Une délégation égyptienne a rencontré vendredi des responsables israéliens, pour essayer de relancer les négociations visant à mettre fin à la guerre à Gaza et libérer les otages israéliens restants, a déclaré un membre de la délégation égyptienne.
Le responsable, qui s’est exprimé sous couvert d’anonymat, a déclaré qu’Israël n’avait pas de nouvelles propositions à faire, bien qu’il soit prêt à envisager une trêve limitée dans laquelle 33 otages seraient libérés par le mouvement islamiste Hamas, au lieu des 40 précédemment discutés.
« Il n’y a pas actuellement de pourparlers sur les otages entre Israël et le Hamas, et il n’y a pas non plus de nouvelle offre israélienne à cet égard », a déclaré le responsable. « Ce qu’il y a, c’est une tentative de l’Egypte de relancer les négociations avec une proposition égyptienne qui impliquerait la libération de 33 otages – des femmes, des personnes âgées et des infirmes ».
Selon les médias israéliens, les responsables des renseignements israéliens estiment qu’il reste 33 femmes, personnes âgées et malades otages en vie à Gaza, sur un total de 133 toujours détenus par le Hamas et d’autres groupes militants palestiniens.
Aucune décision n’a été prise sur la durée d’une trêve, mais si un tel échange était conclu, la pause dans les combats serait « nettement inférieure à six semaines », a déclaré le responsable.

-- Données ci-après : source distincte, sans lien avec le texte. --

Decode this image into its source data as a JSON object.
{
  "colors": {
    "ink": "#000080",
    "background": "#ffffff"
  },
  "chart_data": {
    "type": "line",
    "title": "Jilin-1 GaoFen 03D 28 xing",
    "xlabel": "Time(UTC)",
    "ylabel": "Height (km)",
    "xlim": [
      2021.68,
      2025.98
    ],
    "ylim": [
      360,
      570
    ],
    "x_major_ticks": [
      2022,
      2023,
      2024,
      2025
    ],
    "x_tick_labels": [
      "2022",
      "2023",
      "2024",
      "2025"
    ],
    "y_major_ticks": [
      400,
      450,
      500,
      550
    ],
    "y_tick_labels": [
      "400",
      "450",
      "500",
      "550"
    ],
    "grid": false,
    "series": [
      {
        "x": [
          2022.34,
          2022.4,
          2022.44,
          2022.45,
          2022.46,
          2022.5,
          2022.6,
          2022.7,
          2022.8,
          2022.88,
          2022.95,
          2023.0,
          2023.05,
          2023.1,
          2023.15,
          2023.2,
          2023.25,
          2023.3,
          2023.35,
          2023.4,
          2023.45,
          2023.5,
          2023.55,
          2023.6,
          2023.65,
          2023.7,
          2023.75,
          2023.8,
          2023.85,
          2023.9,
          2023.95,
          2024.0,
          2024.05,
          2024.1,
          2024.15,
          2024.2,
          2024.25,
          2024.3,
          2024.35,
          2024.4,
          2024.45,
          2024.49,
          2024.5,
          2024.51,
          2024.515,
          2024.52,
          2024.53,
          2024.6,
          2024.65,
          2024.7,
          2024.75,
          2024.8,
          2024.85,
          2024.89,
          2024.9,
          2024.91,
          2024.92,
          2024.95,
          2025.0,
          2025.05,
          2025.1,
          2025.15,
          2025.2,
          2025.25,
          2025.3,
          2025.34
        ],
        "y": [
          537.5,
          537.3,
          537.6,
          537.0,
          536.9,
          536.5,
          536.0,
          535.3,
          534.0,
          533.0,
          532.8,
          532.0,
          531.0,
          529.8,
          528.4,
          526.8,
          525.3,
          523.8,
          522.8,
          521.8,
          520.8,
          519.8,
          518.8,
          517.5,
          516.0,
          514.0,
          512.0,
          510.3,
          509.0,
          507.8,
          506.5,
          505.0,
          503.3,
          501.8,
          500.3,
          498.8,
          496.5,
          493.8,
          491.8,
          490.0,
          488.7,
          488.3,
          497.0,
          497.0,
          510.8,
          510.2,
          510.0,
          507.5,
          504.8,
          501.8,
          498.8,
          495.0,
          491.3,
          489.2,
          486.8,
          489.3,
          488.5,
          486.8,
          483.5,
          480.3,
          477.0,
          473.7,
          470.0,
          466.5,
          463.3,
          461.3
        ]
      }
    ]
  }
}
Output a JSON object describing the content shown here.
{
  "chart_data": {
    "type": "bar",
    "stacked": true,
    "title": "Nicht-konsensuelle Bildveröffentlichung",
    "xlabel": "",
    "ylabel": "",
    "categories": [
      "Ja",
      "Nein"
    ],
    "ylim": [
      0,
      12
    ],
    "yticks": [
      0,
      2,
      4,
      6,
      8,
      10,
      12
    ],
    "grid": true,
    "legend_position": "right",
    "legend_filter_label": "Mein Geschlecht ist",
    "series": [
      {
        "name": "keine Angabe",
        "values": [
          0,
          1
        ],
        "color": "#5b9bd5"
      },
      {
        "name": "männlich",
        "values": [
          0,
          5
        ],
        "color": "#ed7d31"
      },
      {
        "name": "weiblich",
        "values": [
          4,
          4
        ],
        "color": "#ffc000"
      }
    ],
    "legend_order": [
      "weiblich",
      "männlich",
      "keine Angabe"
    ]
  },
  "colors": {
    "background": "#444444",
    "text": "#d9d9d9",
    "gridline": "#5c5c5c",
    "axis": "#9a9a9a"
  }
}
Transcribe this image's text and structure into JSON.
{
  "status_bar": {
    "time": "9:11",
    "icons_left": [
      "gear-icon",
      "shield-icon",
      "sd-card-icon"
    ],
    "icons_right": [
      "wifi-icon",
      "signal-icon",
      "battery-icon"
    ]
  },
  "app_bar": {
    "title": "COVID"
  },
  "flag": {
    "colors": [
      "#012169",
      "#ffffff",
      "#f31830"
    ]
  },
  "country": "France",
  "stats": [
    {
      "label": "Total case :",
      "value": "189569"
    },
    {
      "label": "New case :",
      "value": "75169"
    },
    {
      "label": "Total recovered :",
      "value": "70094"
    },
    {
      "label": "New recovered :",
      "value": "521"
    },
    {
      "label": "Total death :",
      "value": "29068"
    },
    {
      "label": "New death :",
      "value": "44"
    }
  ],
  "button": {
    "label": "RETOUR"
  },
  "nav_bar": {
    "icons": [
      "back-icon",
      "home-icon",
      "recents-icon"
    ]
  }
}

La visite de la délégation égyptienne intervient un jour après que les États-Unis et 17 autres pays ont appelé le Hamas à libérer tous ses otages afin de mettre fin à la crise à Gaza. Le Hamas a promis de ne pas céder face à la pression internationale.
Le Hamas s’est déclaré « ouvert à toute idée ou proposition prenant en compte les besoins et les droits de notre peuple ». Cependant, il s’en tient aux demandes précédentes rejetées par Israël et a déclaré avoir critiqué la déclaration pour ne pas appeler à un cessez-le-feu permanent et au retrait des forces israéliennes de Gaza.
La visite de la délégation égyptienne fait suite aux informations des médias israéliens faisant état d’une visite au Caire jeudi du chef de l’armée israélienne, le lieutenant-général Herzi Halevi, et de Ronen Bar, chef du Shin Bet, le service de renseignement intérieur israélien.
L’Égypte, préoccupée par un afflux potentiel de réfugiés palestiniens en provenance de Gaza voisine si la guerre se poursuit avec l’offensive israélienne promise depuis longtemps dans la ville méridionale de Rafah, a joué un rôle de plus en plus actif dans les négociations.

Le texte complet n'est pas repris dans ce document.